It is not news that data storage security is a sensitive matter for every organization. Still, we have observed that most businesses do not have efficient, modern technologies to back up their database.
For any business, big or small, data loss is a significant headache and could seriously hamper any development. To deal with it, you need to understand that several reasons could lead to data loss:
- Malware and viruses.
- Malicious insiders.
- Power outages.
- Corrupt files.
- Involuntarily deleted, formatted and lost data.
- Accidental damages.
It is crucial to ensure data security on every mode and from it on-premises, VM storage, SQL server, remote access, or over the cloud.
Multiple measures can be taken to stay up to date with modern technologies, and backup and snapshots are two of them.
Also Read: Encryption as a Service Explained in Detail
Both snapshots and backup aim to help you in data loss situations by creating a copy of your data. But their processes are notably distinctive from each other.
These differences need to be carefully acknowledged while making any storage recovery decisions.
Snapshot vs. Backup: Understanding the Two Concepts
Snapshot is essentially a quick record of your system metadata at a given moment, retained in a unit storage like SAN or NAS.
The record could be an image, volume, or database file of any type. It allows you to recover data from a former state if required.
Thus, the snapshot is a point in time recovery solution. It is a significant mitigating point in adverse circumstances like user or hardware failure, data corruption, or power outage.
The snapshots are saved in a similar storage system, making themselves vulnerable to high-level storage or data loss.
- Similar Storage location.
- Metadata recording.
- Overlapping capabilities.
A Backup is a complete standalone replica of your database, including mailbox, application packages, images, and videos that are stored away in a separate system.
Backups, unlike the snapshots, can handle the recovery of an entire set of files and applications.
A sound backup system can re-enact other sophisticated structures like active directory, database server, and computer clusters.
Backups comprise multiple techniques, such as snapshots, encryption, data deduplication, and backup destination flexibility, to give you a better experience
Backups are more scalable and provide a higher level of data protection and mobility. Depending upon the provider, backup software or service may follow varied methods such as:
- Full system backup – All system data.
- Incremental backup – Only new or modified data.
- Reverse Incremental backup –Mirroring technique, fastest and identical to a full backup, and takes the most space as the files are not compressed away to be stored.
- Differential backup – Cumulative replica of all the data changes only that were done since the last performed full system backup.
Backup systems are more proper for long term disaster and recovery.
Both snapshots and backups have their perks and must be seen individually.
With an excellent snapshot tool, you may decide how much storage you want to use for snapshots. Snapshots are quick to save and prompt in restoring and great at versioning.

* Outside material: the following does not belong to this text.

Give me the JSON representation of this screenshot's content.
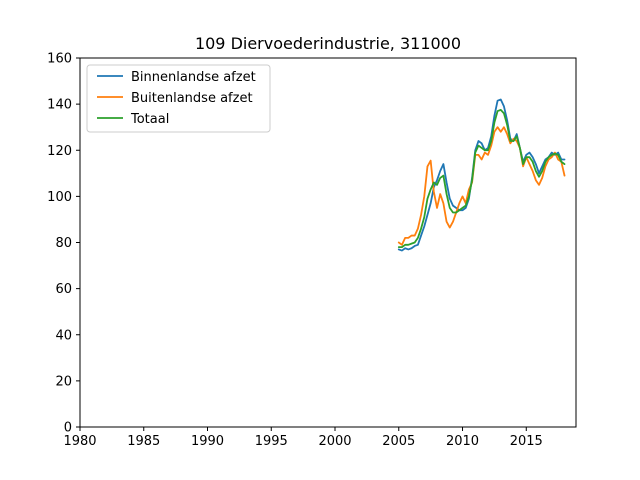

Backups are excellent at securing data in the long run. They may take a considerably vast storage space but are independent of the system failure. They protect you better from a system or drive failure and malware.
Snapshot can be used as a part of backup but should not be considered as an actual database backup.
The snapshot itself alone cannot replace backup. Nowadays, database backup and recovery services are the combinations of the two.
Backups work well with technologies like snapshot and replication, for overall database support and security in an organization.